SEATTLE - Cancer cells are a mishmash of DNA damage: broken chromosomes, rearranged bases, chromosomes or too short too long. But despite the wealth of observed associations between DNA damage and tumors, scientists are just beginning to understand the genetic accidents that result in tumor progression. Now, a team found that mice with defects in DNA repair are especially prone to tumors.

A crowd of insults can damage DNA, ultraviolet light or certain chemicals to defects in the own ability of DNA to replicate. Cells have two repair options closely related: the shift repair and proofreading, each based on a separate group of enzymes called polymerases. It was ten years ago, scientists linked mutations in mismatch repair genes to a rare cancer called hereditary colon cancer without polyposis. But no other human cancers have been linked to DNA repair replication defects.

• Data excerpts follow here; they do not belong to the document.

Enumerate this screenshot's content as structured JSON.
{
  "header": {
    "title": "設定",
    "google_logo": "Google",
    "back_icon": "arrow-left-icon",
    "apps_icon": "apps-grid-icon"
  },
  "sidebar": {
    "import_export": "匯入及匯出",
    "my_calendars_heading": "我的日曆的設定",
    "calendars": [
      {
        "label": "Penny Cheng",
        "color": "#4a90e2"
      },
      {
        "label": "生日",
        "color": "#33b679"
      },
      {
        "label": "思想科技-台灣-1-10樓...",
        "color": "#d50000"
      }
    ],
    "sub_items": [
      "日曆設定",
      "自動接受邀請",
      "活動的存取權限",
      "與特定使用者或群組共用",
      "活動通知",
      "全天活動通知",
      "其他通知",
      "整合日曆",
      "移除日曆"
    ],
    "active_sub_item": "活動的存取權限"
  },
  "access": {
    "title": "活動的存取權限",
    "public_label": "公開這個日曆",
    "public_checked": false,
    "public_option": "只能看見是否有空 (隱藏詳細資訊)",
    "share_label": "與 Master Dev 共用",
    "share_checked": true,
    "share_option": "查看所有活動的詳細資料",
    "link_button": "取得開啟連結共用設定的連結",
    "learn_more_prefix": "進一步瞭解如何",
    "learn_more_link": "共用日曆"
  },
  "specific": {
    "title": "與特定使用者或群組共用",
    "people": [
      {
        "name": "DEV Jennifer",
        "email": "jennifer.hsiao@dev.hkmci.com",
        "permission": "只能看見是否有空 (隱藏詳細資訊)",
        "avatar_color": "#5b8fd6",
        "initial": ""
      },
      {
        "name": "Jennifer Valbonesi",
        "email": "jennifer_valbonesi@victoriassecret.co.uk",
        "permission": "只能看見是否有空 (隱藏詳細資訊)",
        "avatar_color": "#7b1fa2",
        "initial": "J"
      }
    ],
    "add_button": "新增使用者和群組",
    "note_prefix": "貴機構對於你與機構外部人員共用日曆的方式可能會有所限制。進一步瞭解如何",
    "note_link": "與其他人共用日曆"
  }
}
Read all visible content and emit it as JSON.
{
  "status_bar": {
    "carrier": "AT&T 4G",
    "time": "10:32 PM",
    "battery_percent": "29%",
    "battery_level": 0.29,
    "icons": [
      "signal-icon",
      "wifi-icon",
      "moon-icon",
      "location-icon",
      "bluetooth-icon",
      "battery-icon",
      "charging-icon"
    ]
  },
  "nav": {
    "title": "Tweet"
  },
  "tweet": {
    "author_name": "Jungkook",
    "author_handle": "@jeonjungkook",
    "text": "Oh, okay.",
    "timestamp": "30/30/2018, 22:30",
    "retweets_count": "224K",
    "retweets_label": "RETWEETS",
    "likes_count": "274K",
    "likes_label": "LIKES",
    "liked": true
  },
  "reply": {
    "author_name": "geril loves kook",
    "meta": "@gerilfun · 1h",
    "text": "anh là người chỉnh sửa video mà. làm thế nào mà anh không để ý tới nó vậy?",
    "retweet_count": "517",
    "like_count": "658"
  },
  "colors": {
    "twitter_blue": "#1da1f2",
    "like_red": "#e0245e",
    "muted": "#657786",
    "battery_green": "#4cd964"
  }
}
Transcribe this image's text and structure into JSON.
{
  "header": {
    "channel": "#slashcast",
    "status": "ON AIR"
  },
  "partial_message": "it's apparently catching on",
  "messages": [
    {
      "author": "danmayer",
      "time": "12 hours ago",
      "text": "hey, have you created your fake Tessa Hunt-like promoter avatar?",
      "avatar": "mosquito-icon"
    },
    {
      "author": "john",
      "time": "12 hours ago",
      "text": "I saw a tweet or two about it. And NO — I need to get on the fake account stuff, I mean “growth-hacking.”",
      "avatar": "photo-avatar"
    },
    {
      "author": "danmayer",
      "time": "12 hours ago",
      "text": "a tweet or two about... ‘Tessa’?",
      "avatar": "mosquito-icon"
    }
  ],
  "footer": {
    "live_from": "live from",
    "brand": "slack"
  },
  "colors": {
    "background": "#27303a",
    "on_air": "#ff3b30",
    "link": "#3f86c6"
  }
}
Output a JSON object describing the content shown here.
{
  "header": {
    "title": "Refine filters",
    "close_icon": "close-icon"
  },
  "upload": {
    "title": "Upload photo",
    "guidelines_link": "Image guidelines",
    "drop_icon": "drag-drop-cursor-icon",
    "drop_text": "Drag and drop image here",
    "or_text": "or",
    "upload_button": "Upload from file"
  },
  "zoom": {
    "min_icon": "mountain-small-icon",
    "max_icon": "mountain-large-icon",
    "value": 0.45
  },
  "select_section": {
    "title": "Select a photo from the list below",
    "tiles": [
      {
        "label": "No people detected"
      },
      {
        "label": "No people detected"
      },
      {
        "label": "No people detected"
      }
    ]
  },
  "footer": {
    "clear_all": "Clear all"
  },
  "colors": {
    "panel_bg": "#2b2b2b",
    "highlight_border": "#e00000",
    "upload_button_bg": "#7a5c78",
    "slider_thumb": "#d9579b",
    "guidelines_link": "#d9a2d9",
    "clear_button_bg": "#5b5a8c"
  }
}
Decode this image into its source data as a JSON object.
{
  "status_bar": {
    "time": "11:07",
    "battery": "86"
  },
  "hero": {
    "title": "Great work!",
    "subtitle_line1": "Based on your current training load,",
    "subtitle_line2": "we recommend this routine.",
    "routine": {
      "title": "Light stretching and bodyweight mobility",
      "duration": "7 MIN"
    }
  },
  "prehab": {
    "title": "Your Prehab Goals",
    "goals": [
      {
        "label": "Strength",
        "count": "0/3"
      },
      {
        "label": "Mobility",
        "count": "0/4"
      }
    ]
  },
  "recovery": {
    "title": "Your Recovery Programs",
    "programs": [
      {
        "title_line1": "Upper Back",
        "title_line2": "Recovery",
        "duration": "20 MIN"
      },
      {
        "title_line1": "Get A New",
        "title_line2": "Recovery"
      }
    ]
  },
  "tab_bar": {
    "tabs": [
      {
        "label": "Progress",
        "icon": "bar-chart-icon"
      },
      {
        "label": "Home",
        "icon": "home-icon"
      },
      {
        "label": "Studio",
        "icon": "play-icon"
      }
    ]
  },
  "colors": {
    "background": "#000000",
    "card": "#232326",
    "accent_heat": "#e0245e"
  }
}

Bradley Preston, a pathologist at the University of Washington, Seattle, wondered whether defects in proofreading, another repair mechanism, could also faster tumors. He and his colleagues created mice with defects in one of the two DNA polymerases critical for replay. He compared those animals with another strain of mice with defects in mismatch repair. All three died of cancer, but not the same: A defective-replay strain succumbed to skin cancer, while other gastrointestinal tumors developed, such as mismatch-faulty strain

Next the Preston group mated mice. generate animals with defects in both repair mechanisms. The mice that were homozygous - in other words, animals that had inherited the defective gene from both parents - for both defective mismatch repair defective and were not born at all. Most striking were homozygous animals for mismatch repair and heterozygous for proofreading; all died of cancer, most lymphomas, 3 months of age. DNA in their cells mutated 0 times more often than normal, Preston reported here since February 13 at the annual meeting of the AAAS. "It is the highest mutation rate we've ever seen," he said.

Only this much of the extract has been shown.